Since the beam is in equilibrium, we apply the two conditions of equilibrium.

∑F = 0 and ∑τ = 0

Now consider the forces on the beam. There are two normal reactions from the two supports, R_A and R_B, acting upward, weight of the beam W acting downward and weight of the suspended load, say W₁, which is also acting down. The first condition of the equilibrium implies that the upward forces must be equal to the downward force.

R_A + R_B = W + W₁

Now mass of the girder = 450 kg ⇒ Weight of the girder, W = 450 × 9.8 = 4410 N

Similarly, mass of the load = 220 kg ⇒ Weight of the load, W₁ = 220 × 9.8 = 2156 N

Upward forces, R_A and R_B are not known and to be determined. However, for equilibrium,

R_A + R_B = 4410 + 2156 = 6566 N           …          (A)
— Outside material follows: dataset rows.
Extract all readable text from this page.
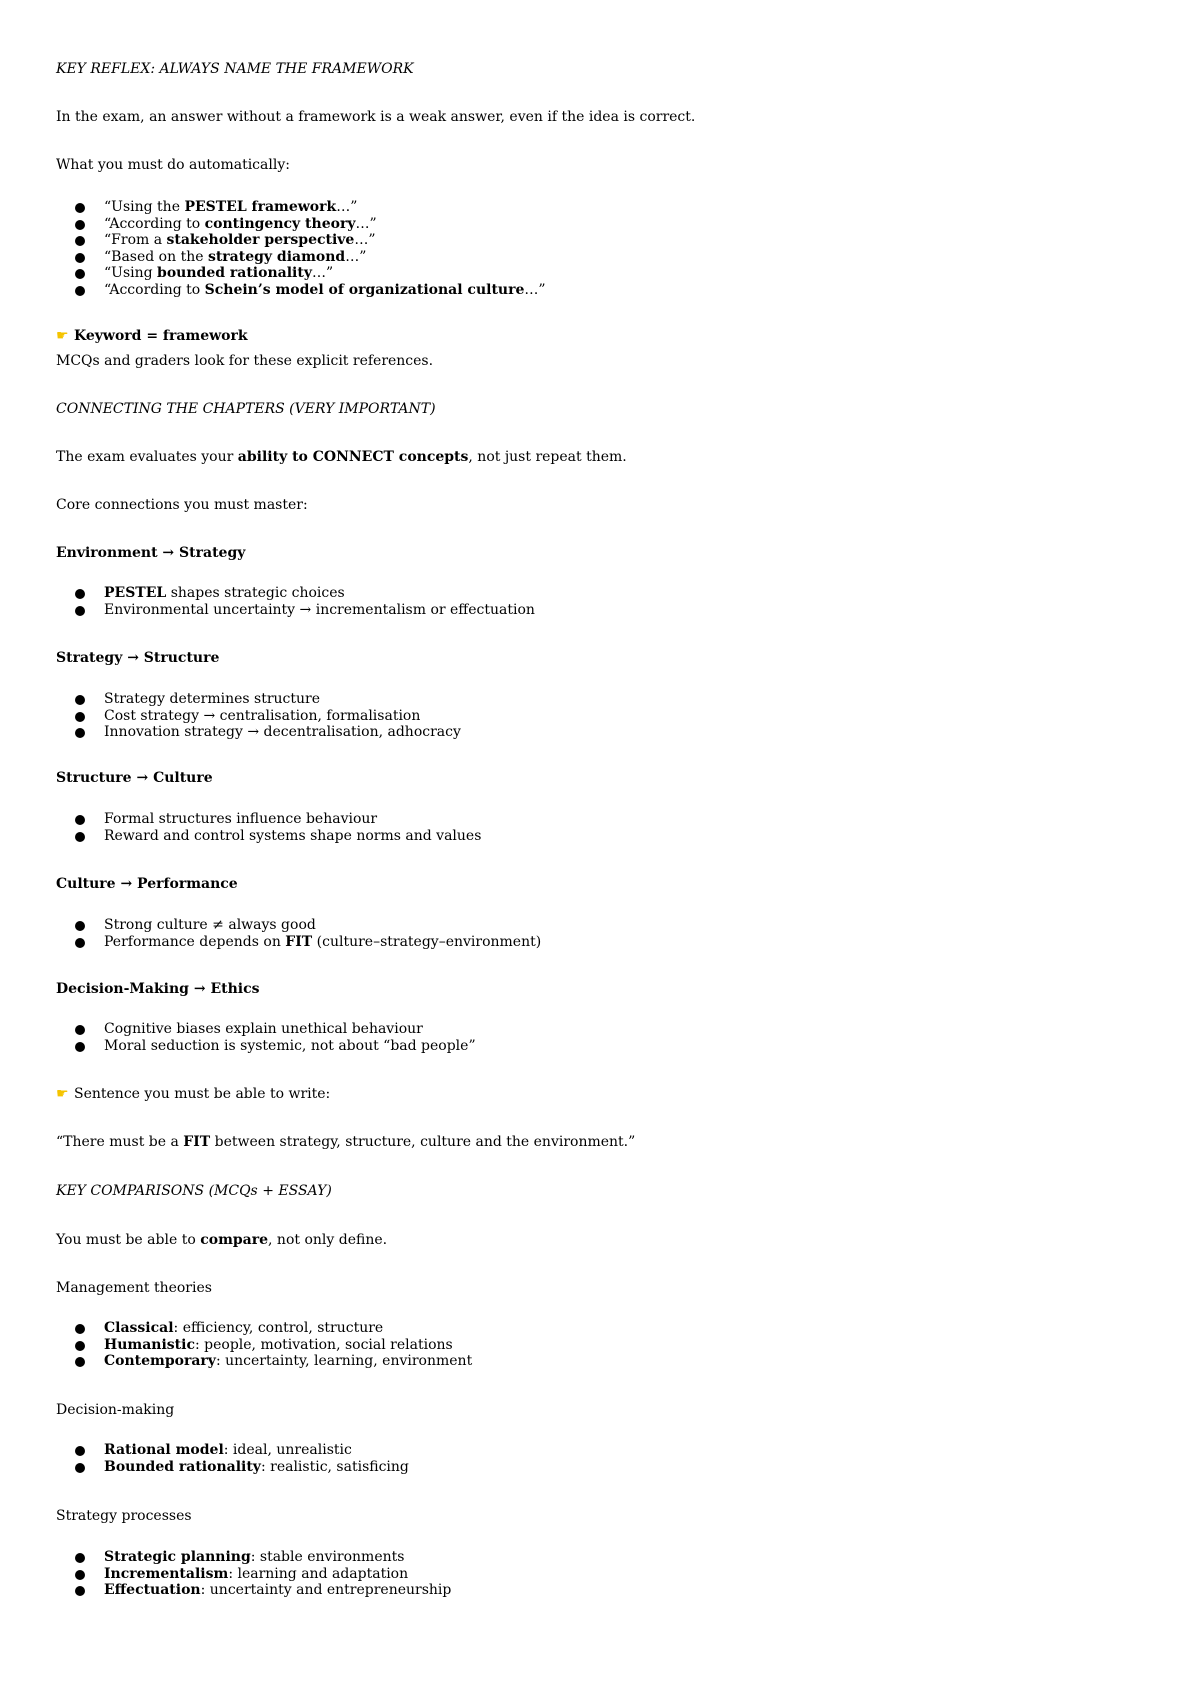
KEY REFLEX: ALWAYS NAME THE FRAMEWORK
In the exam, an answer without a framework is a weak answer, even if the idea is correct.
What you must do automatically:
“Using the PESTEL framework…”
“According to contingency theory…”
“From a stakeholder perspective…”
“Based on the strategy diamond…”
“Using bounded rationality…”
“According to Schein’s model of organizational culture…”
☛ Keyword = framework
MCQs and graders look for these explicit references.
CONNECTING THE CHAPTERS (VERY IMPORTANT)
The exam evaluates your ability to CONNECT concepts, not just repeat them.
Core connections you must master:
Environment → Strategy
PESTEL shapes strategic choices
Environmental uncertainty → incrementalism or effectuation
Strategy → Structure
Strategy determines structure
Cost strategy → centralisation, formalisation
Innovation strategy → decentralisation, adhocracy
Structure → Culture
Formal structures influence behaviour
Reward and control systems shape norms and values
Culture → Performance
Strong culture ≠ always good
Performance depends on FIT (culture–strategy–environment)
Decision-Making → Ethics
Cognitive biases explain unethical behaviour
Moral seduction is systemic, not about “bad people”
☛ Sentence you must be able to write:
“There must be a FIT between strategy, structure, culture and the environment.”
KEY COMPARISONS (MCQs + ESSAY)
You must be able to compare, not only define.
Management theories
Classical: efficiency, control, structure
Humanistic: people, motivation, social relations
Contemporary: uncertainty, learning, environment
Decision-making
Rational model: ideal, unrealistic
Bounded rationality: realistic, satisficing
Strategy processes
Strategic planning: stable environments
Incrementalism: learning and adaptation
Effectuation: uncertainty and entrepreneurship
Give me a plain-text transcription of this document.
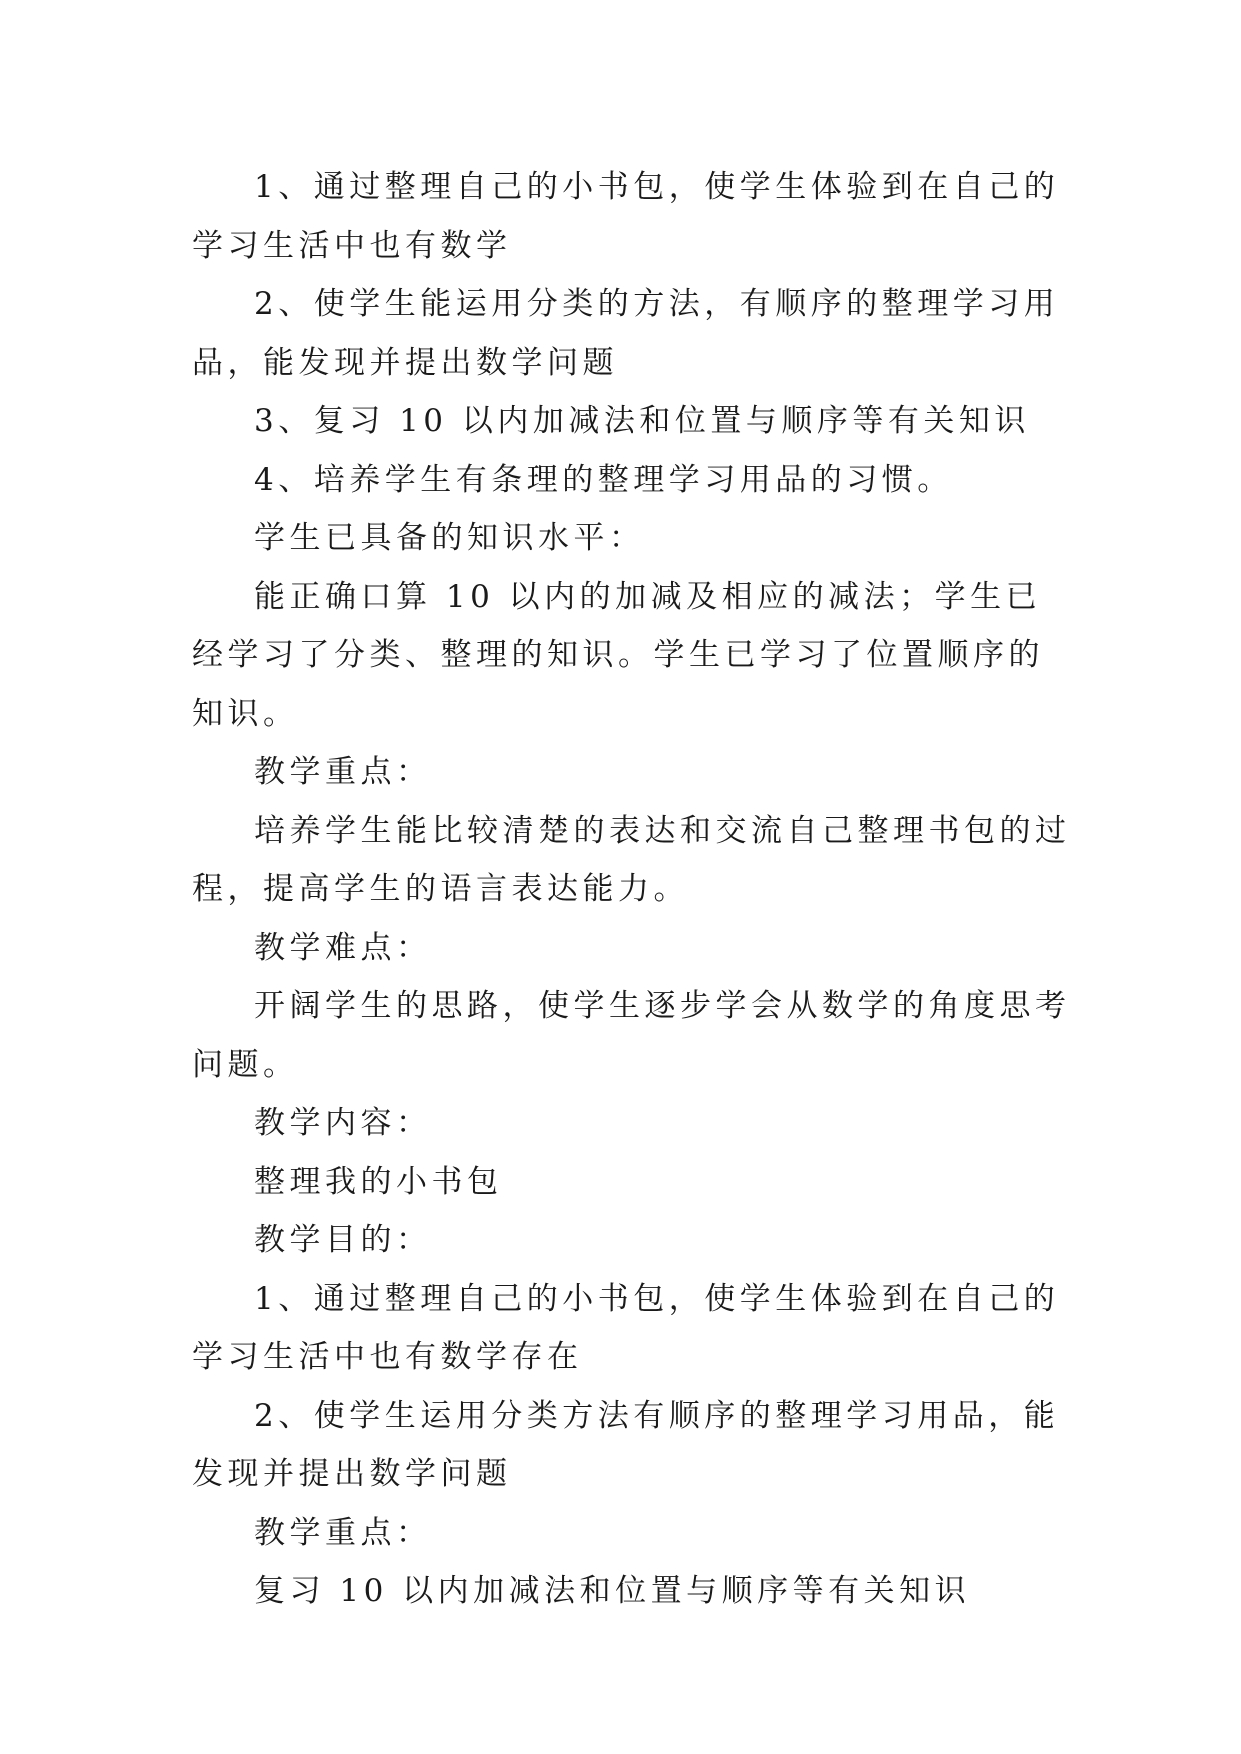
1、通过整理自己的小书包，使学生体验到在自己的学习生活中也有数学

2、使学生能运用分类的方法，有顺序的整理学习用品，能发现并提出数学问题

3、复习 10 以内加减法和位置与顺序等有关知识

4、培养学生有条理的整理学习用品的习惯。

学生已具备的知识水平：

能正确口算 10 以内的加减及相应的减法；学生已经学习了分类、整理的知识。学生已学习了位置顺序的知识。

教学重点：

培养学生能比较清楚的表达和交流自己整理书包的过程，提高学生的语言表达能力。

教学难点：

开阔学生的思路，使学生逐步学会从数学的角度思考问题。

教学内容：

整理我的小书包

教学目的：

1、通过整理自己的小书包，使学生体验到在自己的学习生活中也有数学存在

2、使学生运用分类方法有顺序的整理学习用品，能发现并提出数学问题

教学重点：

复习 10 以内加减法和位置与顺序等有关知识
Now apply the second condition of equilibrium, considering point B to be the pivot. R_A is producing clockwise torque = 8 × R_A and W and W₁ are producing counterclockwise torques 4W and 2.4W₁, respectively. Here, 4 m and 2.4 m are the distances of W and W₁ from the pivot point A, respectively.

8R_A = 4W + 2.4W₁. Put the values of W and W₁ from the above equations,

8R_A = 4 × 4410 + 2.4 × 2156 ⇒ 8R_A = 17640 + 5174.4 = 22814.4 N

⇒ R_A = 22814.4/8 ⇒ R_A = 2851.8 N         …          (X)

Now put this value of R_A in equation (A),

2851.8 + R_B = 6566 ⇒ R_B = 6566 – 2851.8 = 3714.2 N          …           (Y)

Equations (X) and (Y) give the respective reactions of the supports.